Computational studies of metalloproteins, crystallography and ligand binding
||Computational studies of metalloproteins, crystallography and ligand binding|
||SNIC Large Storage|
||Ulf Ryde <firstname.lastname@example.org>|
||2021-01-01 – 2022-01-01|
||10407 10602 30103|
We will develop and apply theoretical methods for the study of structure and function of metalloproteins with high scientific, medicinal and industrial interest. For example, will study the reaction mechanisms of nitrogenases, lytic polysaccharide monooxygenases, hydrogenases and particulate methane monooxygenases. We will also calibrate methods to calculate reduction potentials and acid constants in proteins. We will test and develop accurate multireference quantum mechanical methods to use for metal cofactors, e.g. to decide what density functional methods give the most reliable results. The project builds on the unique methods developed in our group, viz. methods to combine quantum mechanical (QM) and molecular mechanics (MM) calculations, as well as method to calculate free energies at the QM/MM level. In particular, we will use calculations with very big QM systems (600–1200 atoms) to obtain stable energies.
X-ray crystallography is the main source of structural information for proteins. With the European Spallation Source (ESS), the hope is that neutron crystallography will become and important complement. We have long developed methods to use computational chemistry to interpret, complement and improve macromolecular crystal structures. We will continue this work by applying quantum refinement to structures of high scientific interest. We will also develop methods to simplify and speed up the refinement of crystal structures, e.g. by identifying positions of deuterons in neutron structures or water molecules in X-ray structures.

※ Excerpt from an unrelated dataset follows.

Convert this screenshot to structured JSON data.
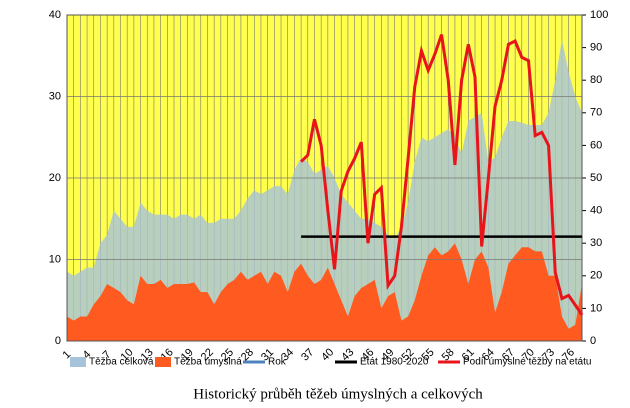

We will also develop and improve methods to predict the binding free energy of drug candidates to their receptor (a protein or a nucleic acid). This is one of the greatest challenges in drug development: If the binding affinity could be accurately predicted, the synthesis of most of the drug candidates could be avoided, which could save an enormous amount of money and time. We will improve free-energy perturbations by improving the potential-energy function using QM methods.